Editorial: Continue trying to make senior year special
For most teenagers, there’s are a number of rites of passage to look forward to as adulthood approaches.
There’s the first, nerve-wracking day of high school. Then, it’s passing a drivers license test and taking that first drive alone, even if it’s along the same route your parents would drive to a friend’s house. Senior year of high school comes with a number of traditions by itself — a final homecoming, prom, the last day of school and graduation.
National estimates say most students go onto college, and that life path comes with its own rites of passage. That could include moving away from home, meeting a roommate for the first time and the first day of college classes. For students at some schools, there are large gatherings like the first home football game to look forward to as well.
But for the entire class of 2020, the class of COVID-19, things look a little bit different. There’s no senior prom. Here, schools have promised an in-person graduation at some uncertain date in the future. The last day of in-person classes came on a Friday the 13th in March.
Meanwhile, colleges are talking somewhat optimistically about classes in the fall. The UNC System says it expects to reopen in the fall, but it’s anyone’s guess whether the most responsible decision will be to allow students to move into dorms and move around campus as usual in a few months.
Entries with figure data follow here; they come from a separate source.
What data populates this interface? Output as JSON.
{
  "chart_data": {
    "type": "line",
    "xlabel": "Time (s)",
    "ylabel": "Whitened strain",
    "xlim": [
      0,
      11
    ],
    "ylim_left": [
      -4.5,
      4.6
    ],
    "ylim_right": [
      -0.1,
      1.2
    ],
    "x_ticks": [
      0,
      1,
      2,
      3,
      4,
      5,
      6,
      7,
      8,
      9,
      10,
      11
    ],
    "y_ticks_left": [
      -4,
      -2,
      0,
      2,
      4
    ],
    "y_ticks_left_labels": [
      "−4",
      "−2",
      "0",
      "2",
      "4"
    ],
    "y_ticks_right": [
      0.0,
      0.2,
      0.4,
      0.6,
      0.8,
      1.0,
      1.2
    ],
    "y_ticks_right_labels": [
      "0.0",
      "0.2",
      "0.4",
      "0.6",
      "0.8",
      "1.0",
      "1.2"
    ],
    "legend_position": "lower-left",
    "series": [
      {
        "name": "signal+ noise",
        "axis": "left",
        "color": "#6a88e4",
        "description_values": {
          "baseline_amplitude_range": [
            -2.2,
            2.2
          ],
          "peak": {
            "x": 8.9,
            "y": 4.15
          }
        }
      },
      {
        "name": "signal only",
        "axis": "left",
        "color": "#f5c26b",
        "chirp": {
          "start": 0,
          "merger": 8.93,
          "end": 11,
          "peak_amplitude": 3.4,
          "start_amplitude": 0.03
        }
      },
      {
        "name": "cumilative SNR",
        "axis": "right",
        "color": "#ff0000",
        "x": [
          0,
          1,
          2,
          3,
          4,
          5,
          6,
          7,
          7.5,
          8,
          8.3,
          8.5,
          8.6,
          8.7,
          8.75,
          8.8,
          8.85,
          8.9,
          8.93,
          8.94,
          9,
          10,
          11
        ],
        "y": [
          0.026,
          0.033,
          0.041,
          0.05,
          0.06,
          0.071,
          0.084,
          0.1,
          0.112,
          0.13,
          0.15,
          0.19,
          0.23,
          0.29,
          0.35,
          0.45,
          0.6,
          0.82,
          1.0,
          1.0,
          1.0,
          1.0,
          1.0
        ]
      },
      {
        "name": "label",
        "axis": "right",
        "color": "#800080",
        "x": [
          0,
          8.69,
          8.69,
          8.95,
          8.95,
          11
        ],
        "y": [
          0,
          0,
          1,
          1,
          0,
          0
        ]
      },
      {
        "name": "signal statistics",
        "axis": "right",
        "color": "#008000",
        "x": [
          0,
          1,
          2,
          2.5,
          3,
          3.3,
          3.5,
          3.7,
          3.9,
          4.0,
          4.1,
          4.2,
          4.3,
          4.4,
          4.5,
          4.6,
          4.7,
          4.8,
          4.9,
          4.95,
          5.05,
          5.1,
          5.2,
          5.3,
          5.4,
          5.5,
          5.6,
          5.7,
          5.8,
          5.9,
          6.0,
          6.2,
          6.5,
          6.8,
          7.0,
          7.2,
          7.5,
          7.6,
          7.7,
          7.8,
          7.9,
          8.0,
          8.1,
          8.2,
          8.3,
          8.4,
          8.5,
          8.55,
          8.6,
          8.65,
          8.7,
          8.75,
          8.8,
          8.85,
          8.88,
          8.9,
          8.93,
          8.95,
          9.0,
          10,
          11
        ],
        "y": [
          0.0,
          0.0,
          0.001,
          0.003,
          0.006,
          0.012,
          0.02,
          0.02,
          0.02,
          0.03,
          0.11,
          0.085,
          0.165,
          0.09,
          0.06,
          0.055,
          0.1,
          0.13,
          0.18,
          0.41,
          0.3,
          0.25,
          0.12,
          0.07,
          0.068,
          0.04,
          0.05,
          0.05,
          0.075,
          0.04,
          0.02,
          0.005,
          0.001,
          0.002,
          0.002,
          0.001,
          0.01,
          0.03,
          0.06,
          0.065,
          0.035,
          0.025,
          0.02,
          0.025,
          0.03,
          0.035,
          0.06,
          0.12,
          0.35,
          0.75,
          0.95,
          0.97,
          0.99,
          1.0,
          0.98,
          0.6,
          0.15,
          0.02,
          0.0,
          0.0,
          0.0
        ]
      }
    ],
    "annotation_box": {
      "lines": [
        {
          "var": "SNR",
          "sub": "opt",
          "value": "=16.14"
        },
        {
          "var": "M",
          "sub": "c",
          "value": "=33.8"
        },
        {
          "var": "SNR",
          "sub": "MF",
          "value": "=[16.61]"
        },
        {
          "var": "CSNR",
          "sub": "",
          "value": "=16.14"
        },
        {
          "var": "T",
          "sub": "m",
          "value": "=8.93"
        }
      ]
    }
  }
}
Carson High School Senior Bella Readling, who plans to attend the University of North Carolina at Wilmington, aptly summed it up in just one sentence.
“It’s very disappointing for me,” she said.
Schools and the community have stepped up in new and different ways to honor this year’s seniors, by distributing signs, lighting up their stadiums at night and creating picture walls of graduates at local businesses. But none of those will replace what seniors might lose this year because of COVID-19. And it’s anyone’s guess whether next year’s seniors will have to endure similar disruptions.
While some rites of passage are not state-mandated and may not find their way into a handbook about best practices any time soon, Rowan-Salisbury Schools must continue to look for ways to make the class of 2020’s senior year a special one. That includes upholding the promise of an in-person graduation.